Today, in practice and in reality, moral and scientific progress are completely de-coupled. This explains people like [insert random progressive here], who believe in the moral progress of racial equality but have no empirical foundation for bringing it about, and so resort to a magical defensive tactic (“institutional racism!”) to explain why the good magic hasn’t happened yet. Today’s progressives are often outright hostile to notions of scientific progress.
Nevertheless, despite the reality, in today’s progressive and popular imaginations, moral and technological progress still are one and the same, inextricably linked. This is an epiphany I had while teaching class today. I overheard some students talking, and they seemed to reject a right-wing position as quickly and thoughtlessly as though they were rejecting the use of horse-and-buggy as a means of transportation to tonight’s sorority party. “Oh, people just don’t think that way anymore” or “We’ve moved beyond that kind of philistine thought” or “That is so how my grandfather talks!” As though notions of sovereign borders were as quaint as Ptolemaic cosmology.

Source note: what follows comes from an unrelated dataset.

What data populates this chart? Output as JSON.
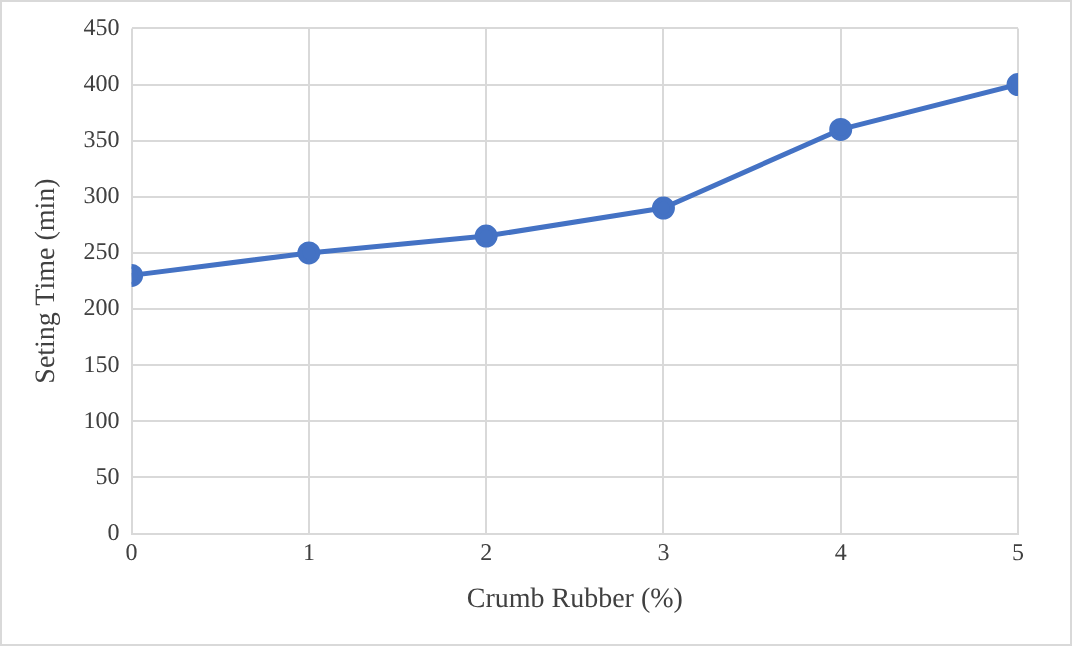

Moral and technological progress are two non-overlapping time-shapes. The latter is empirically observable, the former is either a fiction or a temporary reprieve from Hobbesian violence safeguarded by high-trust civilizations. In the American Progressive Era, they were coupled together, with interesting and not entirely unsatisfactory results. Today, we operate only with the Progressive Era’s belief in moral progress, but this belief is, among the progressive elite, de-coupled from a concomitant belief in scientific and technological progress. No more checks and balances. The one-eyed, headlong pursuit of the Moral Prize hurtles us toward Left Singularity.